An “ultra-fast” link between the datacentres of the London Stock Exchange and Turquoise has gone live, gearing the dark pool trading venue for a big-bang Linux migration.

Traders with hosted systems at the LSE are now able to access Turquoise on the free fast link, ahead of Turquoise’s migration to the Millennium Exchange platform, which is Linux and Sun Solaris Unix-based, with Oracle databases. Turquoise currently runs on the Java-based Tradexpress platform from supplier Cinnober.

The addition of the high speed link means that traders now have one virtual co-location for both Turquoise and the more mainstream, non-dark pool TradElect and Infolect platforms.

The migration to Millennium Exchange, due in August or September, will see services across the Integrated and Dark Midpoint order books commence trading on the same day. But ahead of the switchover, the LSE has also invested heavily on outgoing platforms to speed up network messaging.
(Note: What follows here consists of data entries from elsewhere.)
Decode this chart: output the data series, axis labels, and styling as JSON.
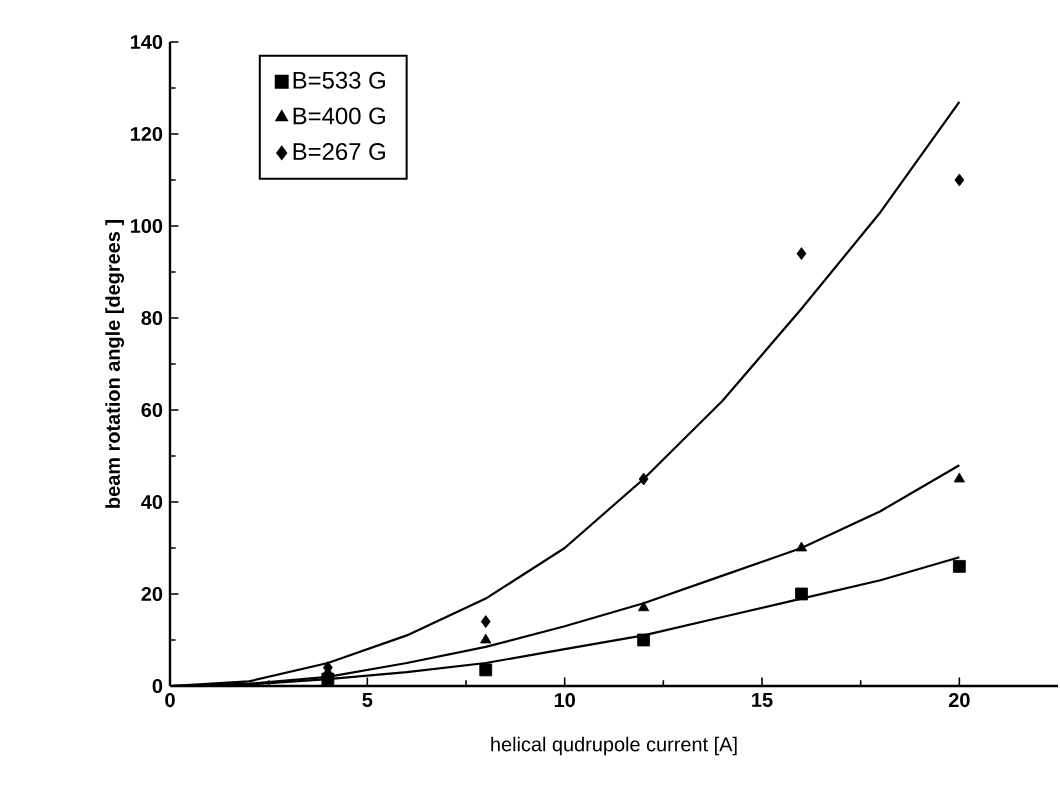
{
  "chart_data": {
    "type": "scatter",
    "xlabel": "helical qudrupole current [A]",
    "ylabel": "beam rotation angle [degrees ]",
    "xlim": [
      0,
      22.5
    ],
    "ylim": [
      0,
      140
    ],
    "xticks": [
      0,
      5,
      10,
      15,
      20
    ],
    "yticks": [
      0,
      20,
      40,
      60,
      80,
      100,
      120,
      140
    ],
    "legend": "top left",
    "grid": false,
    "series": [
      {
        "name": "B=533 G",
        "marker": "square",
        "color": "#000000",
        "x": [
          4,
          8,
          12,
          16,
          20
        ],
        "values": [
          1.5,
          3.5,
          10,
          20,
          26
        ]
      },
      {
        "name": "B=400 G",
        "marker": "triangle",
        "color": "#000000",
        "x": [
          4,
          8,
          12,
          16,
          20
        ],
        "values": [
          3,
          10,
          17,
          30,
          45
        ]
      },
      {
        "name": "B=267 G",
        "marker": "diamond",
        "color": "#000000",
        "x": [
          4,
          8,
          12,
          16,
          20
        ],
        "values": [
          4,
          14,
          45,
          94,
          110
        ]
      },
      {
        "type": "line",
        "marker": "none",
        "color": "#000000",
        "x": [
          0,
          2,
          4,
          6,
          8,
          10,
          12,
          14,
          16,
          18,
          20
        ],
        "values": [
          0,
          0.3,
          1.5,
          3,
          5,
          8,
          11,
          15,
          19,
          23,
          28
        ]
      },
      {
        "type": "line",
        "marker": "none",
        "color": "#000000",
        "x": [
          0,
          2,
          4,
          6,
          8,
          10,
          12,
          14,
          16,
          18,
          20
        ],
        "values": [
          0,
          0.5,
          2,
          5,
          8.5,
          13,
          18,
          24,
          30,
          38,
          48
        ]
      },
      {
        "type": "line",
        "marker": "none",
        "color": "#000000",
        "x": [
          0,
          2,
          4,
          6,
          8,
          10,
          12,
          14,
          16,
          18,
          20
        ],
        "values": [
          0,
          1,
          5,
          11,
          19,
          30,
          45,
          62,
          82,
          103,
          127
        ]
      }
    ]
  }
}
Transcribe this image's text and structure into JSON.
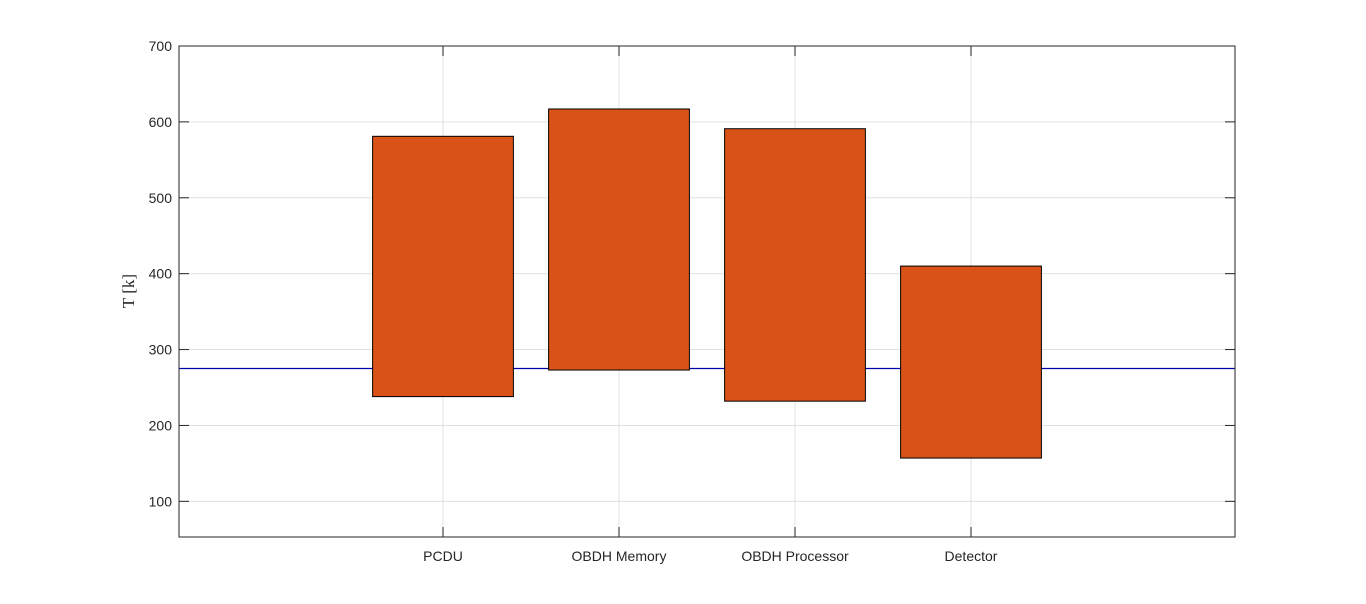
{
  "chart_data": {
    "type": "bar",
    "subtype": "floating-range",
    "categories": [
      "PCDU",
      "OBDH Memory",
      "OBDH Processor",
      "Detector"
    ],
    "series": [
      {
        "low": [
          238,
          273,
          232,
          157
        ],
        "high": [
          581,
          617,
          591,
          410
        ],
        "color": "#D95319",
        "edge_color": "#000000"
      }
    ],
    "reference_line": {
      "y": 275,
      "color": "#0000AA"
    },
    "title": "",
    "xlabel": "",
    "ylabel": "T [k]",
    "ylim": [
      53,
      700
    ],
    "yticks": [
      100,
      200,
      300,
      400,
      500,
      600,
      700
    ],
    "grid": true
  }
}
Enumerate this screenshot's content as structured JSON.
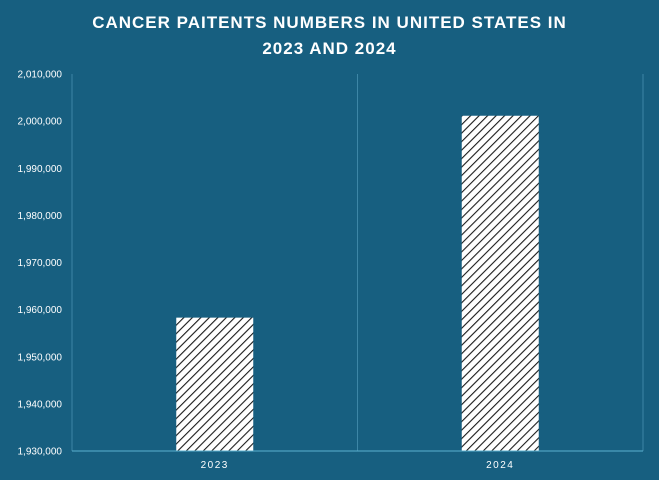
{
  "chart_data": {
    "type": "bar",
    "title_line1": "CANCER PAITENTS NUMBERS IN UNITED STATES IN",
    "title_line2": "2023 AND 2024",
    "categories": [
      "2023",
      "2024"
    ],
    "values": [
      1958300,
      2001140
    ],
    "ylim": [
      1930000,
      2010000
    ],
    "yticks": [
      1930000,
      1940000,
      1950000,
      1960000,
      1970000,
      1980000,
      1990000,
      2000000,
      2010000
    ],
    "ytick_labels": [
      "1,930,000",
      "1,940,000",
      "1,950,000",
      "1,960,000",
      "1,970,000",
      "1,980,000",
      "1,990,000",
      "2,000,000",
      "2,010,000"
    ],
    "grid": "vertical-separators",
    "bar_fill": "diagonal-hatch",
    "colors": {
      "background": "#175f80",
      "bar_fill": "#ffffff",
      "bar_hatch": "#1a1a1a",
      "axis": "#5bb0cf",
      "grid": "#3d86a6",
      "text": "#ffffff"
    }
  }
}
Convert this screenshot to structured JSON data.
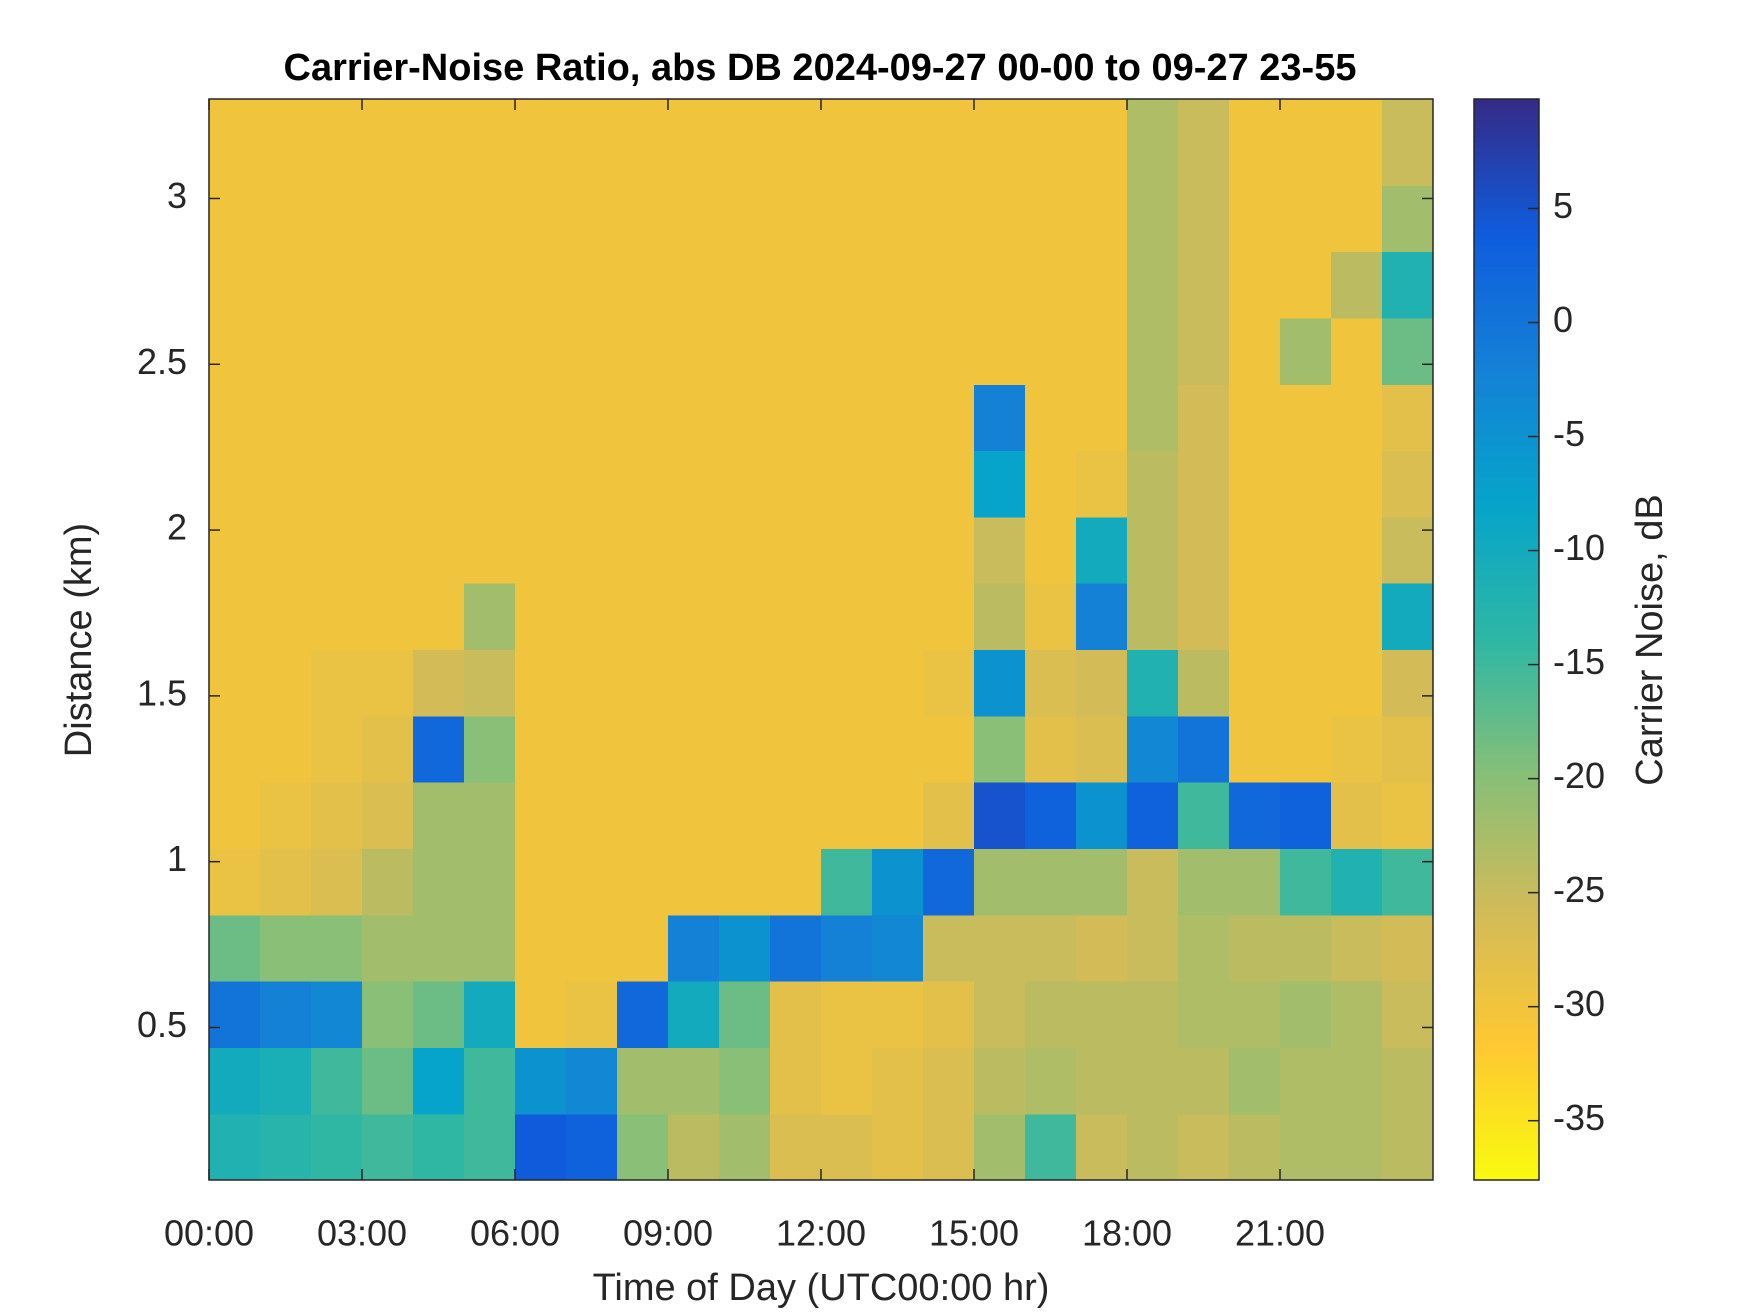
{
  "chart_data": {
    "type": "heatmap",
    "title": "Carrier-Noise Ratio, abs DB 2024-09-27 00-00 to 09-27 23-55",
    "xlabel": "Time of Day (UTC00:00 hr)",
    "ylabel": "Distance (km)",
    "colorbar_label": "Carrier Noise, dB",
    "x": [
      0.5,
      1.5,
      2.5,
      3.5,
      4.5,
      5.5,
      6.5,
      7.5,
      8.5,
      9.5,
      10.5,
      11.5,
      12.5,
      13.5,
      14.5,
      15.5,
      16.5,
      17.5,
      18.5,
      19.5,
      20.5,
      21.5,
      22.5,
      23.5
    ],
    "y": [
      0.14,
      0.34,
      0.54,
      0.74,
      0.94,
      1.14,
      1.34,
      1.54,
      1.74,
      1.94,
      2.14,
      2.34,
      2.54,
      2.74,
      2.94,
      3.14
    ],
    "z": [
      [
        -12,
        -13,
        -14,
        -15,
        -14,
        -15,
        4,
        3,
        -20,
        -24,
        -22,
        -27,
        -27,
        -28,
        -27,
        -22,
        -15,
        -25,
        -24,
        -25,
        -24,
        -23,
        -23,
        -24
      ],
      [
        -10,
        -11,
        -15,
        -18,
        -8,
        -15,
        -5,
        -3,
        -22,
        -22,
        -20,
        -28,
        -29,
        -28,
        -27,
        -24,
        -23,
        -24,
        -24,
        -24,
        -22,
        -23,
        -23,
        -24
      ],
      [
        0,
        -2,
        -3,
        -20,
        -18,
        -10,
        -30,
        -29,
        2,
        -10,
        -18,
        -28,
        -29,
        -29,
        -28,
        -25,
        -24,
        -24,
        -24,
        -23,
        -23,
        -22,
        -23,
        -25
      ],
      [
        -18,
        -20,
        -20,
        -22,
        -22,
        -22,
        -30,
        -30,
        -30,
        -2,
        -5,
        0,
        -2,
        -3,
        -25,
        -25,
        -25,
        -26,
        -25,
        -23,
        -24,
        -24,
        -25,
        -26
      ],
      [
        -29,
        -28,
        -27,
        -24,
        -22,
        -22,
        -30,
        -30,
        -30,
        -30,
        -30,
        -30,
        -15,
        -5,
        2,
        -22,
        -22,
        -22,
        -25,
        -22,
        -22,
        -15,
        -12,
        -15
      ],
      [
        -30,
        -29,
        -28,
        -27,
        -22,
        -22,
        -30,
        -30,
        -30,
        -30,
        -30,
        -30,
        -30,
        -30,
        -28,
        5,
        3,
        -5,
        3,
        -15,
        2,
        3,
        -28,
        -29
      ],
      [
        -30,
        -30,
        -29,
        -28,
        2,
        -20,
        -30,
        -30,
        -30,
        -30,
        -30,
        -30,
        -30,
        -30,
        -30,
        -20,
        -28,
        -27,
        -3,
        0,
        -30,
        -30,
        -29,
        -28
      ],
      [
        -30,
        -30,
        -29,
        -29,
        -26,
        -25,
        -30,
        -30,
        -30,
        -30,
        -30,
        -30,
        -30,
        -30,
        -29,
        -5,
        -27,
        -26,
        -12,
        -24,
        -30,
        -30,
        -30,
        -26
      ],
      [
        -30,
        -30,
        -30,
        -30,
        -30,
        -22,
        -30,
        -30,
        -30,
        -30,
        -30,
        -30,
        -30,
        -30,
        -30,
        -24,
        -29,
        -2,
        -24,
        -26,
        -30,
        -30,
        -30,
        -10
      ],
      [
        -30,
        -30,
        -30,
        -30,
        -30,
        -30,
        -30,
        -30,
        -30,
        -30,
        -30,
        -30,
        -30,
        -30,
        -30,
        -25,
        -30,
        -10,
        -24,
        -26,
        -30,
        -30,
        -30,
        -25
      ],
      [
        -30,
        -30,
        -30,
        -30,
        -30,
        -30,
        -30,
        -30,
        -30,
        -30,
        -30,
        -30,
        -30,
        -30,
        -30,
        -8,
        -30,
        -29,
        -24,
        -26,
        -30,
        -30,
        -30,
        -27
      ],
      [
        -30,
        -30,
        -30,
        -30,
        -30,
        -30,
        -30,
        -30,
        -30,
        -30,
        -30,
        -30,
        -30,
        -30,
        -30,
        -2,
        -30,
        -30,
        -23,
        -26,
        -30,
        -30,
        -30,
        -28
      ],
      [
        -30,
        -30,
        -30,
        -30,
        -30,
        -30,
        -30,
        -30,
        -30,
        -30,
        -30,
        -30,
        -30,
        -30,
        -30,
        -30,
        -30,
        -30,
        -23,
        -25,
        -30,
        -22,
        -30,
        -18
      ],
      [
        -30,
        -30,
        -30,
        -30,
        -30,
        -30,
        -30,
        -30,
        -30,
        -30,
        -30,
        -30,
        -30,
        -30,
        -30,
        -30,
        -30,
        -30,
        -23,
        -25,
        -30,
        -30,
        -24,
        -12
      ],
      [
        -30,
        -30,
        -30,
        -30,
        -30,
        -30,
        -30,
        -30,
        -30,
        -30,
        -30,
        -30,
        -30,
        -30,
        -30,
        -30,
        -30,
        -30,
        -23,
        -25,
        -30,
        -30,
        -30,
        -22
      ],
      [
        -30,
        -30,
        -30,
        -30,
        -30,
        -30,
        -30,
        -30,
        -30,
        -30,
        -30,
        -30,
        -30,
        -30,
        -30,
        -30,
        -30,
        -30,
        -23,
        -25,
        -30,
        -30,
        -30,
        -25
      ]
    ],
    "xlim": [
      0,
      24
    ],
    "ylim": [
      0.04,
      3.3
    ],
    "clim": [
      -37.6,
      9.8
    ],
    "xticks": [
      {
        "value": 0,
        "label": "00:00"
      },
      {
        "value": 3,
        "label": "03:00"
      },
      {
        "value": 6,
        "label": "06:00"
      },
      {
        "value": 9,
        "label": "09:00"
      },
      {
        "value": 12,
        "label": "12:00"
      },
      {
        "value": 15,
        "label": "15:00"
      },
      {
        "value": 18,
        "label": "18:00"
      },
      {
        "value": 21,
        "label": "21:00"
      }
    ],
    "yticks": [
      0.5,
      1,
      1.5,
      2,
      2.5,
      3
    ],
    "cticks": [
      -35,
      -30,
      -25,
      -20,
      -15,
      -10,
      -5,
      0,
      5
    ],
    "colormap": [
      "#f9fb0e",
      "#fec832",
      "#d1bb59",
      "#87bf77",
      "#2eb7a4",
      "#06a4ca",
      "#1481d6",
      "#0f5cdd",
      "#352a87"
    ]
  }
}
Median latency times on the existing Turquoise platform have now been cut to sub-800 micro seconds, the exchange said, from “around a millisecond”. Order matching times on Turquoise were reduced in order to help process growing volumes in non-display Midpoint orders, now the second largest such venue in Europe, and to cope with additional market makers joining up.

David Lester, chief executive of Turquoise, said the exchange would “further differentiate itself from competing venues” with the migration to Millennium Exchange, “offering synergies for clients who choose to access both the London Stock Exchange and Turquoise through shared co-location, connectivity and common trading interfaces”.

Elsewhere, traders on the LSE’s mainstream TradElect platform – which will from September move to the Millennium system in more gradual steps – are also seeing latency reduced. In November, the LSE booked £20.4 million costs over a six month period from the drive to speed up the platform and accelerate depreciation on the group's accounts.

But messaging times on TradElect, which is Microsoft .Net-based, remained significantly more lengthy than on Turquoise, and only crept below two milliseconds, reportedly five times slower than specialist electronic rivals such as Chi-X.